How do I efficiently count distinct fields in a collection?

Question

I am currently doing this:

val count = sightings.map(_.shape).distinct.length

However, map creates an intermediary collection, which in my case is a Vector thousands of times larger than what distinct produces.

How do I bypass this intermediate step and get the set of distinct shapes? Or, even better, the count of distinct shapes.

Answer 1

You can use an iterator to not create the intermediate collection and then accrue the shapes in a Set to get the distinct ones:

val count = sightings.iterator.map(_.shape).toSet.size

Alternatively, you can use collection.breakOut to accrue the items in a Set without creating the intermediate collection (another answer suggested using breakOut, but in a different way):

val distinctShapes: Set[Shape] = sightings.map(_.shape)(collection.breakOut)
val count = distinctShapes.size

Answer 2

Apart from the other answers, there is an exact solution for your problem.

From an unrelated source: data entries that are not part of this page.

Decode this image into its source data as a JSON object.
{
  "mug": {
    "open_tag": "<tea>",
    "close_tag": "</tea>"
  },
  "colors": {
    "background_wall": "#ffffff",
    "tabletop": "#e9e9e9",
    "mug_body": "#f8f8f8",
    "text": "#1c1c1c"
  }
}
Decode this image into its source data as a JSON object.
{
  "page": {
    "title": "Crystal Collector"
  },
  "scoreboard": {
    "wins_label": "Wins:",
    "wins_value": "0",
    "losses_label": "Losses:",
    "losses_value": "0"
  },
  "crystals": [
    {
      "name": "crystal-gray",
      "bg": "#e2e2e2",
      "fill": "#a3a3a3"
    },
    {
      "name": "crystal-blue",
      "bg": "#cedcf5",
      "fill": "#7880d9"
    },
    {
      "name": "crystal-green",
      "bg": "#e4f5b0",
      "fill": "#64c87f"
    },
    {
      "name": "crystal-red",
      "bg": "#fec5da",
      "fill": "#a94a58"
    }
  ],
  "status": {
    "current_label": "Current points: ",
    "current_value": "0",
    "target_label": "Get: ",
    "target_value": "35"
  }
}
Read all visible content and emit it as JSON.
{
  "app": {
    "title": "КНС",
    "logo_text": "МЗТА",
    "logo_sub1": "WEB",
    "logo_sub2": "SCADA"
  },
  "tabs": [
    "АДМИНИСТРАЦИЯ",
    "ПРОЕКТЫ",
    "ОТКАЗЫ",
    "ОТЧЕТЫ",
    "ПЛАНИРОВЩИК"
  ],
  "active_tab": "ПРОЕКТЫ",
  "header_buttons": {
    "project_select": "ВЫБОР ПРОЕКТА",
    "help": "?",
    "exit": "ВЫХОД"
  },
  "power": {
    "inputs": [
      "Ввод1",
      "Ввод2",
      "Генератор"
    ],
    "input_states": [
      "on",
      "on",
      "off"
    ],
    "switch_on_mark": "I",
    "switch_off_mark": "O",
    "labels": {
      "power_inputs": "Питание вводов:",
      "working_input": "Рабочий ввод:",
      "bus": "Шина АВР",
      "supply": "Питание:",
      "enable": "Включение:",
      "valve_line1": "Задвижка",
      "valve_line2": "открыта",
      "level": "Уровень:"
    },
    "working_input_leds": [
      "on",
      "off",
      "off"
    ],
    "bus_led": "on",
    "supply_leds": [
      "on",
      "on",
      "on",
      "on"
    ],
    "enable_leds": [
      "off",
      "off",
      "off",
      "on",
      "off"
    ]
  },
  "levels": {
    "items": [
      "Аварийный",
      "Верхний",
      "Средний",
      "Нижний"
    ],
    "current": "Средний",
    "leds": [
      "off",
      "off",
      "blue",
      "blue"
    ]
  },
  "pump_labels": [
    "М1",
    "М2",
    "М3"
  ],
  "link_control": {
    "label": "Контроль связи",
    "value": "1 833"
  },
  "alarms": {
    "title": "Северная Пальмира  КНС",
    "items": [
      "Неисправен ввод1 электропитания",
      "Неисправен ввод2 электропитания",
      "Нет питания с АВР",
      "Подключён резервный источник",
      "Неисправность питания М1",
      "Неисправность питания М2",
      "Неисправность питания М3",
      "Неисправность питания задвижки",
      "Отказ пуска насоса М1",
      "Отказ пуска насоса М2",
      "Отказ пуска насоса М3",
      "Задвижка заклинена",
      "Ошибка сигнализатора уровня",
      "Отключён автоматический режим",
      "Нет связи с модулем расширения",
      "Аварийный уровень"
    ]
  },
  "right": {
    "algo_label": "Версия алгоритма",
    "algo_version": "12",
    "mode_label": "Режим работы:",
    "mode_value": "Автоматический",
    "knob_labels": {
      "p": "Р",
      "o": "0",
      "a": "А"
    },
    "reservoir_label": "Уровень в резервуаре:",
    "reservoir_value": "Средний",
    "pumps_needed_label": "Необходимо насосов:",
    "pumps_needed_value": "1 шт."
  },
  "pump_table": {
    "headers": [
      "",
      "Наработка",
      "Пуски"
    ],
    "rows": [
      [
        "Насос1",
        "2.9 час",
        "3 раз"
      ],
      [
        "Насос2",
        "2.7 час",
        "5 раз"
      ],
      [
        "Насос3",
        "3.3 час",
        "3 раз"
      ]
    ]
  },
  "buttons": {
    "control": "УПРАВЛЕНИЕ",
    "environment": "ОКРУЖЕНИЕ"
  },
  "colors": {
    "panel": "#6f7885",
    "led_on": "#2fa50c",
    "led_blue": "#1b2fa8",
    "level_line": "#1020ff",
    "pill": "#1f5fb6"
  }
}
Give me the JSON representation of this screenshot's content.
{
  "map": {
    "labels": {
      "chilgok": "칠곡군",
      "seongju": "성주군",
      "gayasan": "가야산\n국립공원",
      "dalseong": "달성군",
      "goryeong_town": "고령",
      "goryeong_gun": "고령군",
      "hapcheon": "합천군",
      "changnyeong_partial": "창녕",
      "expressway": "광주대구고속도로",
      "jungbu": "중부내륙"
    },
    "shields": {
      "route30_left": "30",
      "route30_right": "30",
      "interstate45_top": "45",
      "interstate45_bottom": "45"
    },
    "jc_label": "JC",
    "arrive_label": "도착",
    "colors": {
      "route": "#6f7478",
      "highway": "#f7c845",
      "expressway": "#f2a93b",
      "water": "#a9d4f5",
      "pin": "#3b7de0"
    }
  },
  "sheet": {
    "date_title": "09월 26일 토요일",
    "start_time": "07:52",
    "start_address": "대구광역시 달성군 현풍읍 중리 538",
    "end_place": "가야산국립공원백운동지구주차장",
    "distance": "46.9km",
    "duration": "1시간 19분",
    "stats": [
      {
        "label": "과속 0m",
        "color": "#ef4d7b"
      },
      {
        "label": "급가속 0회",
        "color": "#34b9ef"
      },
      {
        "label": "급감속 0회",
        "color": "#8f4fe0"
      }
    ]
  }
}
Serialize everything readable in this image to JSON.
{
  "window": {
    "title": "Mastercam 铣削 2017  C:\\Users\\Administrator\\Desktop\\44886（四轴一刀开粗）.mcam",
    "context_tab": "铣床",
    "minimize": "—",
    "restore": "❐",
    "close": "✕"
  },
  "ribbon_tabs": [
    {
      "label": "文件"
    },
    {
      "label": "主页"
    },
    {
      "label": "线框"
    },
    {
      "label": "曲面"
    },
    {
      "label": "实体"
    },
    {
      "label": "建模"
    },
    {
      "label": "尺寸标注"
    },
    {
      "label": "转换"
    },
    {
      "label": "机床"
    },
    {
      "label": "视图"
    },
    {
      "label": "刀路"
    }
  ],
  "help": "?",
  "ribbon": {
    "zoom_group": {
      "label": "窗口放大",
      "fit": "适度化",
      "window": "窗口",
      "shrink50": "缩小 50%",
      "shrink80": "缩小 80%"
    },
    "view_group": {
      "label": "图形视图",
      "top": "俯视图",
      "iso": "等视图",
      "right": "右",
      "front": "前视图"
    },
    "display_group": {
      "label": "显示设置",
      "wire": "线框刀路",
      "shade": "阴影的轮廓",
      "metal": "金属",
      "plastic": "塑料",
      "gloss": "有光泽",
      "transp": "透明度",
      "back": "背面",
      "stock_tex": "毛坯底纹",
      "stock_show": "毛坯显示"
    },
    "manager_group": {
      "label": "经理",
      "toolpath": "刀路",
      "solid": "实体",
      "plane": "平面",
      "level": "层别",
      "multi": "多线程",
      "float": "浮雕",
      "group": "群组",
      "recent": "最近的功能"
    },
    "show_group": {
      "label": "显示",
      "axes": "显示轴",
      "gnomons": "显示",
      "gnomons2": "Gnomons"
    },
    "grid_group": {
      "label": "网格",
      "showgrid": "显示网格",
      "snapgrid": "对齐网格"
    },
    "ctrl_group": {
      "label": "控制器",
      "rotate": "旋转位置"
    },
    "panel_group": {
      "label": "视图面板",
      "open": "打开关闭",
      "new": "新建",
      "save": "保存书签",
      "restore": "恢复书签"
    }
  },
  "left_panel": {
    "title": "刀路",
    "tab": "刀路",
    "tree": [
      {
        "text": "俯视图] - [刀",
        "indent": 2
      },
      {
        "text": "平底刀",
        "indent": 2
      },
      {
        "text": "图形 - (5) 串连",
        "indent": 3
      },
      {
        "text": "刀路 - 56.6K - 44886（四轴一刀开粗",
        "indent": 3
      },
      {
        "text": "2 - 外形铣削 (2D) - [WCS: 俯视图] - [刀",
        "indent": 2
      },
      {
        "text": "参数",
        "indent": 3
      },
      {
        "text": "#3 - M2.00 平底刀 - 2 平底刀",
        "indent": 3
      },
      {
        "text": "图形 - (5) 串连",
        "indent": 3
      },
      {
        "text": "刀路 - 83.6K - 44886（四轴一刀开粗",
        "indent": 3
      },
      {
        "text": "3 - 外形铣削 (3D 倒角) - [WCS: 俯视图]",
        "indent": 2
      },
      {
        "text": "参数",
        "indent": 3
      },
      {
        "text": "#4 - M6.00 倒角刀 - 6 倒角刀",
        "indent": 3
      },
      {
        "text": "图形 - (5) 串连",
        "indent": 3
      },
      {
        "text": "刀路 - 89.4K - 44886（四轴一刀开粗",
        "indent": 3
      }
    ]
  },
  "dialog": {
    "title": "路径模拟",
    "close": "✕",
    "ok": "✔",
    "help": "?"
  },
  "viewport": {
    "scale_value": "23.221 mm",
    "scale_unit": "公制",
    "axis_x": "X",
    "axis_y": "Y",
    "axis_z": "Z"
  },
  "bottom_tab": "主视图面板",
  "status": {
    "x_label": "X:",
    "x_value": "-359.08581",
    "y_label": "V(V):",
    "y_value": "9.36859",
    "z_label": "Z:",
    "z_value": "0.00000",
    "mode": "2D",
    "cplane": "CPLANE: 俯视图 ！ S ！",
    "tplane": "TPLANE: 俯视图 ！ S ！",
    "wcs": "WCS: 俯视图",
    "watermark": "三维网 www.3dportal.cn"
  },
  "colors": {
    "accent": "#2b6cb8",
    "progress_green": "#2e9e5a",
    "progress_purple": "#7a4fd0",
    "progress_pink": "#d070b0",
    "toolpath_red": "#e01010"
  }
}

Breakoutis the key you are looking for.

Example usage:

 import scala.collection.breakOut
 val count = sightings.map(_.shape)(breakOut).distinct.length

Here, using breakOut prevents creating intermediate collections.

You can read documentation for more information.

Answer 3

One approach is to remove the duplicates as you go, then count the results.

sightings.foldLeft(Set[Shape]()){case (ss,sight) => ss + sight.shape}.size

The intermediate Set of shapes is only as big as all the distinct shapes encountered so far.